L’agenzia cattolica thailandese LicasNews ha raccolto la testimonianza della suora inginocchiata davanti ai poliziotti in Myanmar, la cui foto ha fatto il giro del mondo. Aveva aperto ai feriti degli scontri la clinica che gestisce per la Chiesa: “Probabilmente ho fatto la figura della stupida, ma ho provato pietà per le persone: così ho deciso di restare e di morire se è necessario”. Intanto la polizia e l’esercito continuano ad aprire il fuoco sulla folla decine i morti
Continuano gli scontri in Myanmar. Ieri mercoledì 3 marzo, altre 38 persone hanno perso la vita. Le forze di sicurezza hanno aperto il fuoco sulla folla in varie città: Myingyan, Mandalay, Monywa, Yangon. È stata la giornata più sanguinosa dall’inizio delle proteste.
Il 28 febbraio a fare il giro del mondo è stata la foto che ritraeva una suora in ginocchio intenta a pregare la polizia affinché smettesse di scagliarsi sui manifestanti. Suor Rose Lasang Nu Twang, della diocesi di Myitkyina, capitale dello stato Kachin nel nord del Paese, racconta all’agenzia cattolica thailandese LiCAS.news le vicende di quella domenica turbolenta. “Per favore non sparate, per favore non fatelo. Sono civili innocenti” ha gridato quando poliziotti e soldati hanno puntato le armi contro la folla.
Suor Rose, insieme ad altre suore della Congregazione di San Francesco Saverio, gestisce una clinica che diversamente dal solito, era aperta quella domenica. Infatti, dato che tutti gli altri ospedali sono stati chiusi quando i militari hanno preso il controllo del governo e dato il crescente numero di pazienti poveri bisognosi di cure mediche, suor Rose ha invitato gli operatori sanitari cattolici e gli amici ad aiutare nella clinica gestita dalla Chiesa.
“Ho visto la gente, soprattutto manifestanti, nella strada di fronte alla nostra clinica”, racconta. La polizia e i veicoli militari si sono avvicinati ad un gruppo di giovani riuniti fuori dalla clinica. Si è sentita una forte esplosione, “Eravamo tutti scioccati e siamo scappati – ha ricordato suor Rose -. Abbiamo cercato di aiutare a tenere la gente lontana dalla polizia”, ha detto, aggiungendo che la clinica ha aperto le sue porte ai manifestanti. Uomini armati hanno cominciato a seguire la gente, picchiando e arrestando alcuni manifestanti. In centinaia sono fuggiti nel recinto della clinica.
“Gridavo forte, e ho cercato di riportare indietro le persone che erano state prese dalla polizia.
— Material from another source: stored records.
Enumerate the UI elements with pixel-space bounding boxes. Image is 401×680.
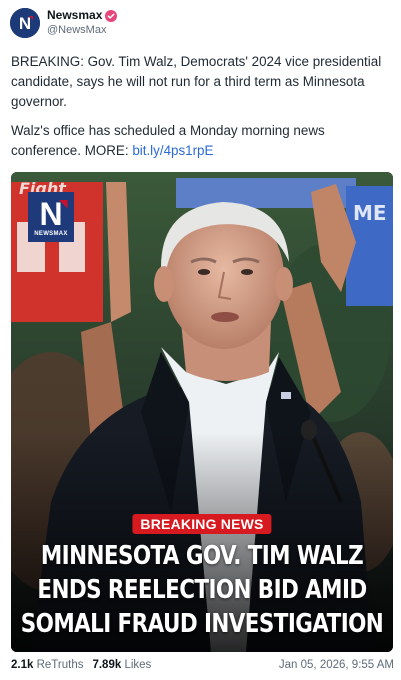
account-names: Newsmax @NewsMax <box>47 8 118 38</box>
logo-letter: N <box>39 195 63 232</box>
newsmax-logo: N NEWSMAX <box>28 192 74 242</box>
post-paragraph-1: BREAKING: Gov. Tim Walz, Democrats' 2024… <box>11 54 382 109</box>
breaking-news-badge: BREAKING NEWS <box>132 514 272 534</box>
post-text: BREAKING: Gov. Tim Walz, Democrats' 2024… <box>11 52 395 170</box>
retruths-stat[interactable]: 2.1k ReTruths <box>11 659 83 671</box>
post-footer: 2.1k ReTruths 7.89k Likes Jan 05, 2026, … <box>11 657 394 673</box>
headline-line-3: SOMALI FRAUD INVESTIGATION <box>20 609 384 640</box>
newsmax-logo-icon: N <box>10 8 40 38</box>
likes-count: 7.89k <box>92 659 122 671</box>
svg-text:N: N <box>19 14 31 33</box>
image-headline: MINNESOTA GOV. TIM WALZ ENDS REELECTION … <box>11 539 393 642</box>
avatar[interactable]: N <box>10 8 40 38</box>
likes-stat[interactable]: 7.89k Likes <box>92 659 151 671</box>
post-link[interactable]: bit.ly/4ps1rpE <box>132 143 213 158</box>
post-paragraph-2: Walz's office has scheduled a Monday mor… <box>11 121 395 161</box>
headline-line-2: ENDS REELECTION BID AMID <box>37 575 367 606</box>
post-image[interactable]: Fight ME N NEWSMAX BREAKING NEWS MINNESO… <box>11 172 393 652</box>
retruths-label: ReTruths <box>36 659 84 671</box>
likes-label: Likes <box>124 659 152 671</box>
svg-text:ME: ME <box>353 201 387 225</box>
headline-line-1: MINNESOTA GOV. TIM WALZ <box>40 541 364 571</box>
display-name[interactable]: Newsmax <box>47 8 102 23</box>
account-handle[interactable]: @NewsMax <box>47 23 117 38</box>
retruths-count: 2.1k <box>11 659 34 671</box>
post-header: N Newsmax @NewsMax <box>10 6 118 40</box>
verified-badge-icon <box>105 9 118 22</box>
post-timestamp[interactable]: Jan 05, 2026, 9:55 AM <box>279 659 394 671</box>
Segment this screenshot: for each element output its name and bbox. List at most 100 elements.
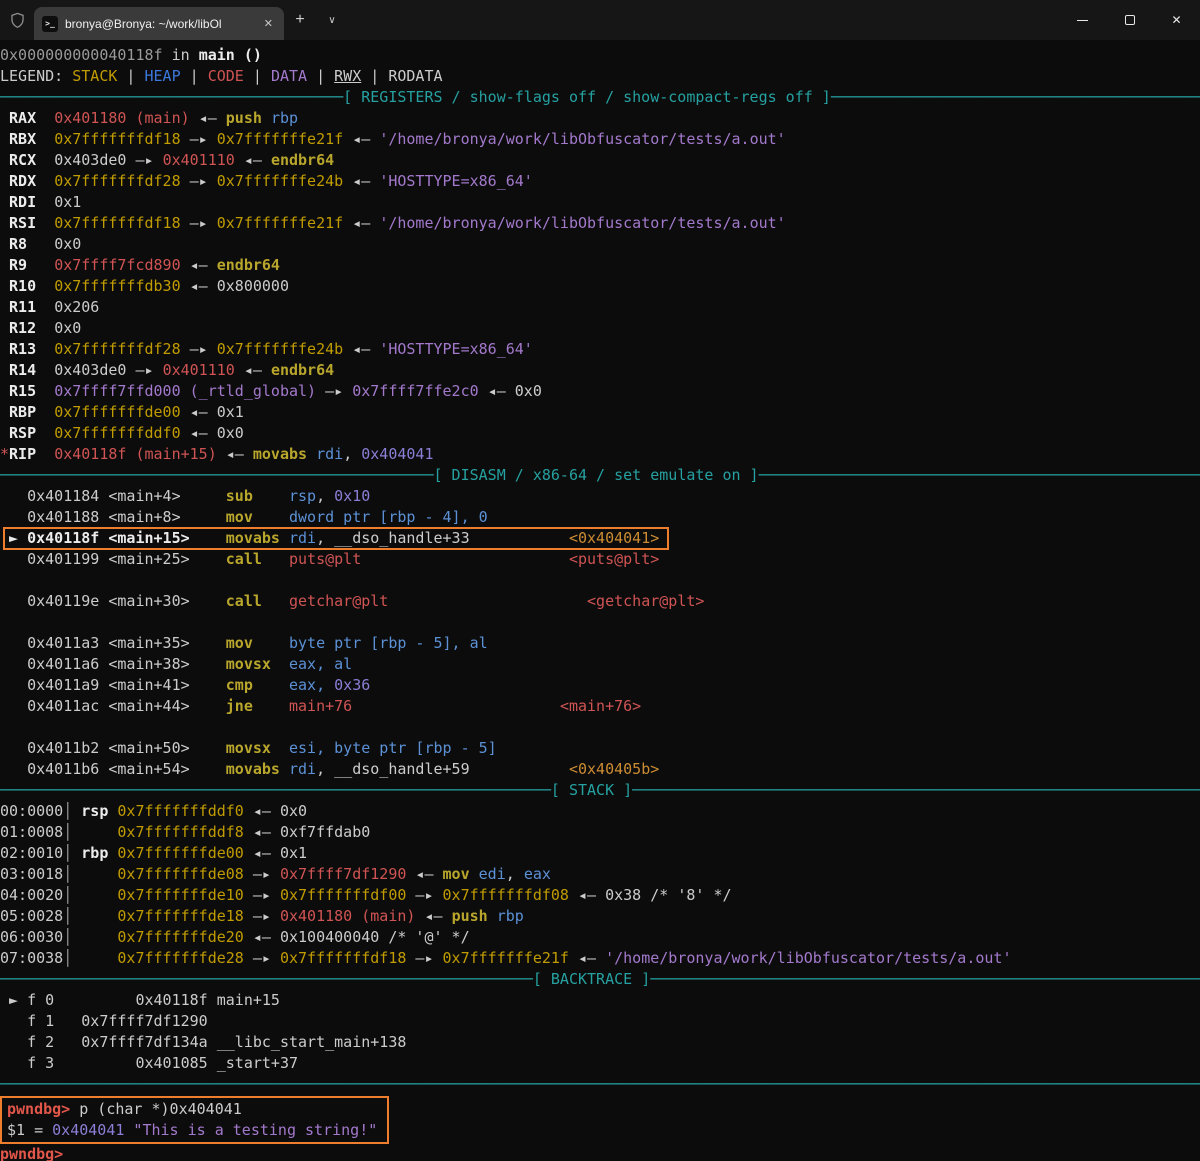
terminal-text: <main+30>	[108, 592, 190, 610]
terminal-text: ,	[505, 865, 524, 883]
terminal-text: 0x4011ac	[27, 697, 100, 715]
terminal-text: f 2	[27, 1033, 55, 1051]
disasm-line: 0x4011a3 <main+35> mov byte ptr [rbp - 5…	[0, 633, 1200, 654]
disasm-line: 0x40119e <main+30> call getchar@plt <get…	[0, 591, 1200, 612]
terminal-text: |	[243, 67, 271, 85]
close-button[interactable]: ✕	[1153, 0, 1200, 40]
disasm-line: 0x4011b6 <main+54> movabs rdi, __dso_han…	[0, 759, 1200, 780]
register-rsi: RSI 0x7fffffffdf18 —▸ 0x7fffffffe21f ◂— …	[0, 213, 1200, 234]
terminal-text: 0x7fffffffdb30	[54, 277, 181, 295]
terminal-text: —▸	[316, 382, 353, 400]
terminal-text: rbp	[81, 844, 109, 862]
command-text: p (char *)0x404041	[79, 1100, 242, 1118]
terminal-text: f 3	[27, 1054, 55, 1072]
terminal-text: —▸	[180, 340, 217, 358]
terminal-text: HEAP	[144, 67, 181, 85]
terminal-text: 0x7fffffffde08	[117, 865, 244, 883]
admin-shield-icon	[0, 11, 34, 30]
tab-dropdown-chevron-icon[interactable]: ∨	[316, 15, 348, 26]
terminal-text: ◂—	[234, 151, 271, 169]
terminal-text: 03:0018	[0, 865, 64, 883]
terminal-text: 0x7fffffffdf18	[54, 130, 181, 148]
terminal-tab[interactable]: >_ bronya@Bronya: ~/work/libOl ✕	[34, 7, 284, 40]
terminal-text: rdi	[316, 445, 344, 463]
pwndbg-prompt: pwndbg>	[7, 1100, 80, 1118]
terminal-text: —▸	[126, 361, 163, 379]
minimize-button[interactable]	[1059, 0, 1106, 40]
backtrace-separator: ────────────────────────────────────────…	[0, 969, 1200, 990]
terminal-text: 0x401110	[162, 151, 235, 169]
register-r13: R13 0x7fffffffdf28 —▸ 0x7fffffffe24b ◂— …	[0, 339, 1200, 360]
terminal-text: movabs	[225, 529, 280, 547]
new-tab-button[interactable]: +	[284, 11, 316, 29]
terminal-text: 0x4011b2	[27, 739, 100, 757]
terminal-text: 0x7fffffffe21f	[216, 130, 344, 148]
terminal-text: 0x7ffff7df1290	[81, 1012, 208, 1030]
terminal-text: 06:0030	[0, 928, 64, 946]
terminal-text: 0x7ffff7df134a	[81, 1033, 208, 1051]
terminal-text: DATA	[270, 67, 308, 85]
disasm-separator: ────────────────────────────────────────…	[0, 465, 1200, 486]
prompt-line[interactable]: pwndbg>	[0, 1144, 1200, 1161]
terminal-text: byte ptr [rbp - 5], al	[289, 634, 488, 652]
tab-close-icon[interactable]: ✕	[261, 17, 276, 30]
terminal-text: 0x403de0	[54, 361, 127, 379]
terminal-viewport[interactable]: 0x000000000040118f in main () LEGEND: STA…	[0, 40, 1200, 1161]
terminal-text: 0x7ffff7ffe2c0	[352, 382, 479, 400]
terminal-text: ►	[9, 529, 19, 547]
terminal-text: ◂—	[180, 424, 217, 442]
terminal-text: *	[0, 445, 10, 463]
terminal-text: |	[117, 67, 145, 85]
terminal-text: esi, byte ptr [rbp - 5]	[289, 739, 497, 757]
terminal-text: LEGEND:	[0, 67, 73, 85]
maximize-button[interactable]	[1106, 0, 1153, 40]
terminal-text: <main+8>	[108, 508, 181, 526]
terminal-text: ◂—	[243, 802, 280, 820]
terminal-text: push	[451, 907, 488, 925]
terminal-text: 0x7fffffffe21f	[442, 949, 569, 967]
terminal-text: —▸	[243, 865, 280, 883]
terminal-text: f 1	[27, 1012, 55, 1030]
terminal-text: R10	[9, 277, 37, 295]
terminal-text: ◂—	[415, 907, 452, 925]
terminal-text: R14	[9, 361, 37, 379]
terminal-text: 0x0	[54, 319, 82, 337]
terminal-text: ────────────────────────────────────────…	[0, 466, 434, 484]
terminal-text: eax, al	[289, 655, 353, 673]
terminal-text: 0x0	[279, 802, 308, 820]
stack-line: 07:0038│ 0x7fffffffde28 —▸ 0x7fffffffdf1…	[0, 948, 1200, 969]
terminal-text: 0x7fffffffdf00	[279, 886, 407, 904]
terminal-text: ,	[316, 529, 335, 547]
terminal-text: 0x36	[334, 676, 371, 694]
terminal-text: |	[361, 67, 389, 85]
terminal-text: —▸	[180, 214, 217, 232]
terminal-text: 0x206	[54, 298, 100, 316]
terminal-text: 0x7ffff7fcd890	[54, 256, 181, 274]
backtrace-frame: f 3 0x401085 _start+37	[0, 1053, 1200, 1074]
terminal-text: main+76	[289, 697, 353, 715]
terminal-text: 0x7fffffffde00	[54, 403, 181, 421]
terminal-text: 0x401110	[162, 361, 235, 379]
terminal-text: 'HOSTTYPE=x86_64'	[379, 172, 533, 190]
terminal-text: R9	[9, 256, 28, 274]
register-r11: R11 0x206	[0, 297, 1200, 318]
Ho cercato di intervenire e la polizia mi ha picchiato”. Non tutti sono riusciti a scappare: alcuni sono caduti a terra, altri si sono feriti. “Probabilmente ho fatto la figura della stupida”, racconta suor Rose sorridendo riferendosi a come ha cercato di impedire ai poliziotti di inseguire la folla con le braccia tese fuori dalla clinica. Anche lei volva scappare “ma ho provato pietà per le persone, così ho deciso di restare, e di morire se è necessario”, ha detto.
Quando la polizia ha iniziato a marciare, la suora è corsa verso di loro e, unendo le mani come in preghiera, si è inginocchiata. “Il popolo ha già sofferto molto. Sparatemi a morte”, ha gridato ai poliziotti che nel vederla si sono fermati. Dopo qualche istante, suor Rose ha aperto gli occhi e ha visto che era sola. La gente era già fuggita e i poliziotti si erano ritirati. “Mentre stavo per entrare, i poliziotti sono tornati e di nuovo li ho affrontati e ho cercato di cacciarli” prosegue suor Rose. Poco dopo una raffica di spari.
“Queste persone sono innocenti e vogliono solo protestare in modo pacifico. Non trattateli duramente. Tutti noi siamo cittadini e siamo fratelli e sorelle. Se è necessario, uccidetemi e lasciate che la gente sia libera”, ha ripetuto la suora agli uomini armati. La polizia l’ha avvertita di non avvicinarsi. Ma lei ha rifiutato: “Finché continuerete a fare cose crudeli, non mi allontanerò: soffrirò la morte”, ha detto.
La polizia ha risposto ritirandosi. Suor Rose è subito rientrata nella clinica per medicare i feriti, che hanno continuato ad arrivare durante tutta la giornata. “Ho ringraziato Dio per la forza di affrontare i poliziotti”, ha detto più tardi, lei stessa sorpresa delle sue azioni.